Meandering down into Mendocino’s Anderson Valley, the temperature plummets. This after all, is Roederer country—home to barely ripe Chardonnay and Pinot Noir destined for California’s finest sparking wines. The Anderson Valley is cooler than both the Russian River Valley and the Santa Maria Valley—two appellations regarded for cool climate growing.
The Klindt Vineyard---10 acres planted mostly to Pinot Noir---is perched on a hillside overlooking two of region’s most exalted sites: Hein Family Vineyard and Savoy. One might postulate that it is better situated than its neighbors below. It sits at 400 feet in elevation and 17 miles from the Pacific Ocean. The heavy clay loam soils, facing south by southwest, are replete with fractured rock.
There is a diverse selection of clonal material in the vineyard, including clones 667, 113, 115, 777 as well as some Pommard.
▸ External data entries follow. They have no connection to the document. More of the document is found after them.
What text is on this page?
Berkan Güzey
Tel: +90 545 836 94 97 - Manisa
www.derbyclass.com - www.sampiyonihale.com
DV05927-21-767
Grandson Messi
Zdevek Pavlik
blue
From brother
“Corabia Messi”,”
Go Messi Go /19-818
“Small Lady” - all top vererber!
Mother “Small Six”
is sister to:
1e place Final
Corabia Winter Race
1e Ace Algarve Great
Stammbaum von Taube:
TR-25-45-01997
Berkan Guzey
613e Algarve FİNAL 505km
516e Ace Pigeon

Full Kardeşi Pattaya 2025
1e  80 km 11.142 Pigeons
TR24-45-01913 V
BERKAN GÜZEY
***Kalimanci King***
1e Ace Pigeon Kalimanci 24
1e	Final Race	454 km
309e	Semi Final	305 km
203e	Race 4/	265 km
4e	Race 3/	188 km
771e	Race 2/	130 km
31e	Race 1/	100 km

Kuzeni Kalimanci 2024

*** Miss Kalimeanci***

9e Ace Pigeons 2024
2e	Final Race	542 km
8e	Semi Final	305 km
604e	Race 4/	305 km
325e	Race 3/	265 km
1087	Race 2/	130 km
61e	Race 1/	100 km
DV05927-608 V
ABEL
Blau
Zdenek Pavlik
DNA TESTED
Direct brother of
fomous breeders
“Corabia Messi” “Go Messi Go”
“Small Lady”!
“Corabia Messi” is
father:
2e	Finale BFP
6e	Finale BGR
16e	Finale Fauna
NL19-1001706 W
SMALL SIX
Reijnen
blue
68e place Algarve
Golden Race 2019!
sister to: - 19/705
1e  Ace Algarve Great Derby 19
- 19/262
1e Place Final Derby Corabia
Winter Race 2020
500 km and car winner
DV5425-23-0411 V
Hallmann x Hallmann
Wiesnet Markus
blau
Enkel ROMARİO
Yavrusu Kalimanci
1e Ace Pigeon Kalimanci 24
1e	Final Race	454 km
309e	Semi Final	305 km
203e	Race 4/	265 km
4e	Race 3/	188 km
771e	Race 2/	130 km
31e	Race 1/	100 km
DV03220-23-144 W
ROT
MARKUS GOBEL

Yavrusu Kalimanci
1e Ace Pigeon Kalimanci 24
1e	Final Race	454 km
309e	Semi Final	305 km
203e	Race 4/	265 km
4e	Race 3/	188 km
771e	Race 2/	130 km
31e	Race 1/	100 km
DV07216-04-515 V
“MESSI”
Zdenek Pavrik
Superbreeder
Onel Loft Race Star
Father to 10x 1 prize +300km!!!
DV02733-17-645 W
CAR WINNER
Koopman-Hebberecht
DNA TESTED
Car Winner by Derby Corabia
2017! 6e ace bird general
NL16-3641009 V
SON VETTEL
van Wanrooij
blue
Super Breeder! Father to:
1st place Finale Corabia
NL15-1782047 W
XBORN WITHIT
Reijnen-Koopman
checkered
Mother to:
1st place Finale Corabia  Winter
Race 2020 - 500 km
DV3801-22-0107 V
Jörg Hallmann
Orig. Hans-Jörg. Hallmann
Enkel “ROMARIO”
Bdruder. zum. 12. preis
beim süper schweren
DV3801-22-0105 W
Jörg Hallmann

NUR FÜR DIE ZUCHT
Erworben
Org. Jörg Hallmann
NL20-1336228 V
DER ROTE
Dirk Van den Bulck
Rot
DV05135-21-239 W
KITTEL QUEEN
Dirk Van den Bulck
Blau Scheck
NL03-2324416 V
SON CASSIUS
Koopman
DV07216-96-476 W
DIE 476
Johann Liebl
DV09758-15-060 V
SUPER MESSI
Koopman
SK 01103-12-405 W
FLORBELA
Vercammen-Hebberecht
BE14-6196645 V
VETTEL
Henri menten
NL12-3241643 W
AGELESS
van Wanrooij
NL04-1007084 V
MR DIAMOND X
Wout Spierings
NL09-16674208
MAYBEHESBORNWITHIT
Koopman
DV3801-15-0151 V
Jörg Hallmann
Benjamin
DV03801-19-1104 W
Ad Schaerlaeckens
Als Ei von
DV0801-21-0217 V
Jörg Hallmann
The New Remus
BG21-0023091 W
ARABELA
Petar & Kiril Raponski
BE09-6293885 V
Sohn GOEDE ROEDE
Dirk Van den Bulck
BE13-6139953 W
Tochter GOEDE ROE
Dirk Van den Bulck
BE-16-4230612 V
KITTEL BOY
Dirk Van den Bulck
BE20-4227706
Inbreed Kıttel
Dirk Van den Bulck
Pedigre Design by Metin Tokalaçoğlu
Provided Pinot clones are well-suited to their host climate (in this case, they are), a diverse selection of them will produce heightened complexity in the ensuing wine.
Bob Klindt has what we call a “fringe site” or one that lays on the edge of viable grape growing. Just one ridge to the west, the ambient temperature is too cold to reliably produce ripe grapes. We covet this, knowing that vines pushed to their absolute limits will produce compelling wine.